Okay well I am fairly new to fantasy but I know the major rules pretty well and I'd like some help on building my army.
I play dark elves and currently have a 20 man block of spearmen with shields and full command group, 12 crossbowmen with musician and champ, 8 dark riders with champ and musician, a reaper bolt thrower and an almost usable unit of black guard. 

I'm looking for some help on how to make up a proper army and to give certain units certain upgrades like banners for dark riders, what units to put characters in and such. Any comments are appreciated and Any buying suggestions are welcome.

Thanks in advancek:


----------



## Ancient Tiel' a fier

Best advice wait for the new book coming in august, if you need something to be on with Witch elves are sick 3 poison attacks a piece.


----------



## Lord Reevan

And I've heard they always strike first too...
I'm asking as a kind of generalised army though and seeing what upgrades are best given to units like ranged, fast cavalry and the like.... Not going to much into account that they are dark elves though....


----------



## Green Knight

I would wait for the book, for the upgrades. But for your army i would get 2 units of Witch, 2 more bolt throwers, 3 more core choices like spears and some charactors like spellcasters and fighters


----------



## Lord Reevan

I was going to go for all that stuff apart from one witch unit and 1 cold one unit. Thing that gets me a lot is what are the best command groups for each unit. I don't want to waste points on a banner that can be easily stolen you see....


----------



## Green Knight

I give full command to all my units except bowmen and fast cavery.
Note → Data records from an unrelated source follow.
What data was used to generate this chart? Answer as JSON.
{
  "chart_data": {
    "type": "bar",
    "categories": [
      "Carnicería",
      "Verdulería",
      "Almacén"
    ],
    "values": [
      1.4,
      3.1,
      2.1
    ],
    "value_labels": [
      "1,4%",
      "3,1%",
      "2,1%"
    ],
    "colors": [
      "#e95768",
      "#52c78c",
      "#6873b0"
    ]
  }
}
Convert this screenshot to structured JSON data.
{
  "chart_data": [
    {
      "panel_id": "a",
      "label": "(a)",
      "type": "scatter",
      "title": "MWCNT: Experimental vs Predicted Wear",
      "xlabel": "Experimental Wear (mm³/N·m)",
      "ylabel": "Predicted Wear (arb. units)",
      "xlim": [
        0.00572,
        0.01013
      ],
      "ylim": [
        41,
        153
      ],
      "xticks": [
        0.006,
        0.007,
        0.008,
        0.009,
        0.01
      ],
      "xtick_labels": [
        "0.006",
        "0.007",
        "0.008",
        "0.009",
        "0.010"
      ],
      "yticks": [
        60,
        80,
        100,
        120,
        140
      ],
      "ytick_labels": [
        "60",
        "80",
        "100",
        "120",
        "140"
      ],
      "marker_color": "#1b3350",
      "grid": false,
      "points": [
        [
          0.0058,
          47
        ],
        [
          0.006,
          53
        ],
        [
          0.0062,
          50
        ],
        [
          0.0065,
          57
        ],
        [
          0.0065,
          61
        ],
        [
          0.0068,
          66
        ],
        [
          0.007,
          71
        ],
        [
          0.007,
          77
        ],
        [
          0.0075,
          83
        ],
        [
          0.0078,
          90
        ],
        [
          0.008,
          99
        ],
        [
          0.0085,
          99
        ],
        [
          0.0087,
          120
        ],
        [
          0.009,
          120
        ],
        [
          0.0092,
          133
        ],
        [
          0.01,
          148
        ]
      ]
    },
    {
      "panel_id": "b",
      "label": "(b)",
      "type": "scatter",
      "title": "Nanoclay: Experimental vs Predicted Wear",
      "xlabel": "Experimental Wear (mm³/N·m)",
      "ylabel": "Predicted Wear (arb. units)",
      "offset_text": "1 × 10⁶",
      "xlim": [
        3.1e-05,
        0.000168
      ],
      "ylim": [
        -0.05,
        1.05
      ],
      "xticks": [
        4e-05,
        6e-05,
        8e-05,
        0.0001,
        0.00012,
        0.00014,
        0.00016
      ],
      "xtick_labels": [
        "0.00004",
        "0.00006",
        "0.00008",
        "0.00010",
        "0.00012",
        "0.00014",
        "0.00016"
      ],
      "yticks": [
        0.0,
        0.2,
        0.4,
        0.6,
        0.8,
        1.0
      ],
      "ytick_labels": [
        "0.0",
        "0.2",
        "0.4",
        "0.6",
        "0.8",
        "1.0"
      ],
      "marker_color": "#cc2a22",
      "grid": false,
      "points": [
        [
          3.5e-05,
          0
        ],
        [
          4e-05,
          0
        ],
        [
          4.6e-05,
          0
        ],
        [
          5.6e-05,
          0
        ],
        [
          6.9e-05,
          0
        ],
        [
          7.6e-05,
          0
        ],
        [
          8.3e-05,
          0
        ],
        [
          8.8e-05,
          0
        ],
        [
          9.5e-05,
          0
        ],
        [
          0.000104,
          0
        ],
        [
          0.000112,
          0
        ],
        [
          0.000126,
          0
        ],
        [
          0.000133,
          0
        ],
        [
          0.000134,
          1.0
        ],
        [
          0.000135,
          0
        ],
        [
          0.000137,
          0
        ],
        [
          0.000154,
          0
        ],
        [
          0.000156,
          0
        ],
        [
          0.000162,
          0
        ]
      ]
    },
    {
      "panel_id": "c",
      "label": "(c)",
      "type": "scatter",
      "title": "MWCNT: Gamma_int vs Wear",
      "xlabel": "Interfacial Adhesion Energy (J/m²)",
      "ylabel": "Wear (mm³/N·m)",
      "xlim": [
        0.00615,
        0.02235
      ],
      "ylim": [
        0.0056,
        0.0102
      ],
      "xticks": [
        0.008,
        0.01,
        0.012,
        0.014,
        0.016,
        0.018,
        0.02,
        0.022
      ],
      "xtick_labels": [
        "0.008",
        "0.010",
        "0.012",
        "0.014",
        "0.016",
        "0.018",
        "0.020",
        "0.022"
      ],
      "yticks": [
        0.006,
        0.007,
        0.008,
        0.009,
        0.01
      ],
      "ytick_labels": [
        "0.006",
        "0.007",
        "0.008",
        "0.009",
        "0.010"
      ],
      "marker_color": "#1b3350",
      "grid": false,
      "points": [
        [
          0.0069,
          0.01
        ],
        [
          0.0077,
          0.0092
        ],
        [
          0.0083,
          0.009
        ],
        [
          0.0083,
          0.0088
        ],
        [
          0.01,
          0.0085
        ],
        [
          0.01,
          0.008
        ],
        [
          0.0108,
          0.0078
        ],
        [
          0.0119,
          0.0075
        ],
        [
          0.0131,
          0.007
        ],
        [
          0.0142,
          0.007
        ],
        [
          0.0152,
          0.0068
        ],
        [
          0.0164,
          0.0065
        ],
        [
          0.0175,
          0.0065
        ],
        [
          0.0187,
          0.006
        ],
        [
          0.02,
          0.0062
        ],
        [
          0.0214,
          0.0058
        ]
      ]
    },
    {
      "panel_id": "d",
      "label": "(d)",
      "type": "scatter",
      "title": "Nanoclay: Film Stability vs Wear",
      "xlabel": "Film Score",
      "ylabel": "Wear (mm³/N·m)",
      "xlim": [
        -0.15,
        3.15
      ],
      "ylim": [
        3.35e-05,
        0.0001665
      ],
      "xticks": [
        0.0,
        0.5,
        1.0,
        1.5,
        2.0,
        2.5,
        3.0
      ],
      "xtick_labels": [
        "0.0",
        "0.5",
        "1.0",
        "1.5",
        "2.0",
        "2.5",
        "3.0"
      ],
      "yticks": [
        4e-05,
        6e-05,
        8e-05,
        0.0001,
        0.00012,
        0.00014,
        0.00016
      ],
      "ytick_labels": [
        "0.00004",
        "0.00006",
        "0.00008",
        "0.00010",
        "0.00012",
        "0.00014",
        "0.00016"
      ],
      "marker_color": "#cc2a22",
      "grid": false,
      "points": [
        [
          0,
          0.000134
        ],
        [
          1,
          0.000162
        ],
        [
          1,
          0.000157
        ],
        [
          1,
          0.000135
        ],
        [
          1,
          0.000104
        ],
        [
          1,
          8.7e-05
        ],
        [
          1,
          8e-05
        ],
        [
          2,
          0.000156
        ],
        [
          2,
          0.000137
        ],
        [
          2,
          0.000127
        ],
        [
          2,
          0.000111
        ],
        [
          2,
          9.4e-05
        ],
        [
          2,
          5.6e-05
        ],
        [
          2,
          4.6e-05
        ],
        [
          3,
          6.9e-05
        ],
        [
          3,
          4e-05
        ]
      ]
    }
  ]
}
As the bowmen will die if in combat, and fast cavery is there to get rear charges and be a pain in the neck for the enemy.


----------



## Lord Reevan

Green Knight said:


> I give full command to all my units except bowmen and fast cavery. As the bowmen will die if in combat, and fast cavery is there to get rear charges and be a pain in the neck for the enemy.


do you not use command groups at all with those squads or just parts of them?? A champ in my dark riders unit is helpful as it gives him BS5 at the moment. plus the musician works well for panic and break tests even with range induced ones I think. what about those two in a fast cavalry squad???


----------